We the people

The preamble to the U.S. Constitution reads:

We the People of the United States, in Order to form a more perfect Union, establish Justice, insure domestic Tranquility, provide for the common defence, promote the general Welfare, and secure the Blessings of Liberty to ourselves and our Posterity, do ordain and establish this Constitution for the United States of America.

This founding document is written in the name of “we the people”. Who are “we the people”?

“We the people” continues the “one people” from the Declaration of Independence:

When in the Course of human events it becomes necessary for one people to dissolve the political bands which have connected them with another ….

We hold these truths to be self-evident, that all men are created equal, that they are endowed by their Creator with certain unalienable Rights, that among these are Life, Liberty and the pursuit of Happiness.
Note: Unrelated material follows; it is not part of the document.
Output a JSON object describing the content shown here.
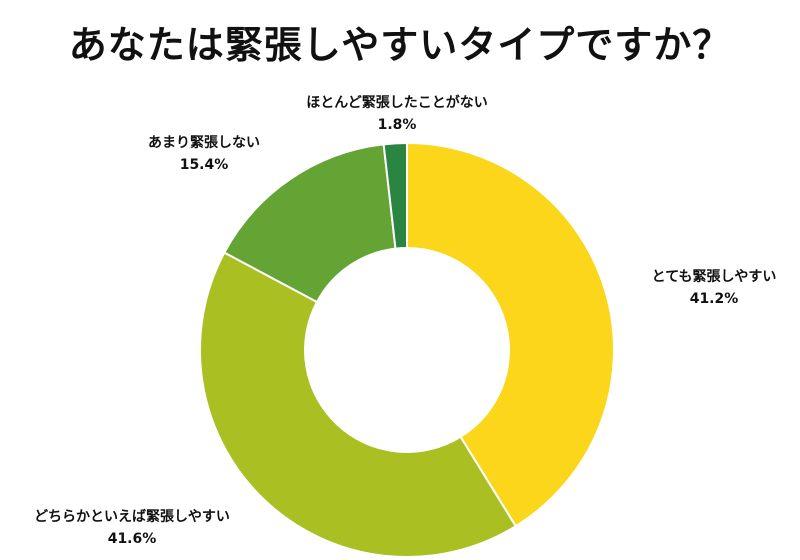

These documents and others indicate that “the people” are sovereign, which is known as popular sovereignty, often associated with social contract philosophers such as John Locke and Jean-Jacques Rousseau. Thus the state is under the authority of the people, who determine the form of the state.

I submit that there are two ways of understanding who “we the people” are. The first is that “we the people” means “we the society“. That is, society precedes and takes priority over the state. Society gives some of its authority to the state, which then rules over individuals. This is the conservative interpretation.
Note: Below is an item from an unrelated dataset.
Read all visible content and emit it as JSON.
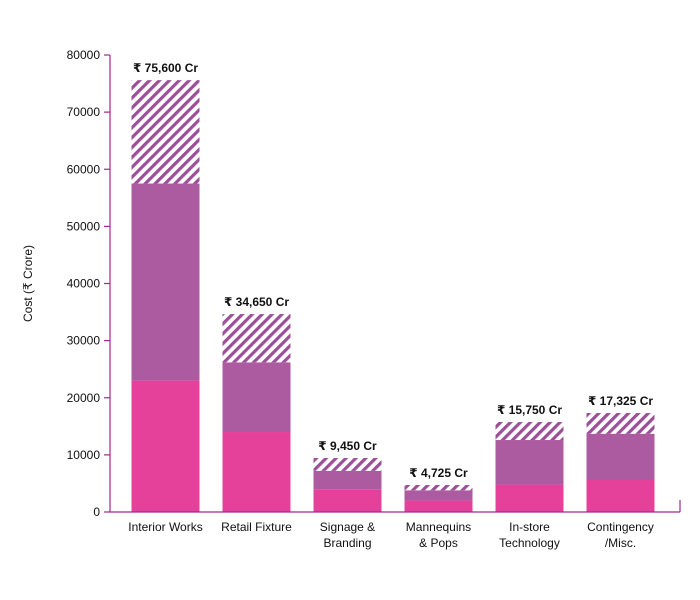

The second is the liberal interpretation: “we the people” means “we the individuals“. That is, individuals precede and take priority over the state. Sovereign individuals give some of their authority to the state, which then rules over society.

The second interpretation is seen in Jean-Jacques Rousseau’s 1762 book The Social Contract (Du contrat social), which famously begins:

Man is born free; and everywhere he is in chains.

That is, free individuals become enslaved by the state and society. John Rawls begins his book A Theory of Justice with a device he calls the original position in which individuals decide the principles of justice from behind a veil of ignorance about society. Both Rawls and Rousseau begin with an imaginary individual who seeks an ideal world. The state they envision is authorized to reform society but not sovereign individuals.

The opposite position begins with the reality that everyone is born of parents, and even the nuclear family constitutes a society in miniature. In reality, parents are part of a wider society into which every child is born. As John Donne said, “No man is an island.” The individual unconnected from society is a myth.

Edmund Burke wrote A Vindication of Natural Society on the importance of social manners and religious morals for civic life. Society is not a mere aggregation of individuals; it is a complex web of customs, honors, and traditions. The state he sees is authorized to reform individuals but not society because society is sovereign.

The conservative position is realist in the philosophical sense, whereas the liberal position is anti-realist, either idealist or materialist. Two political philosophies arise from these fundamentally different ways of thinking and talking.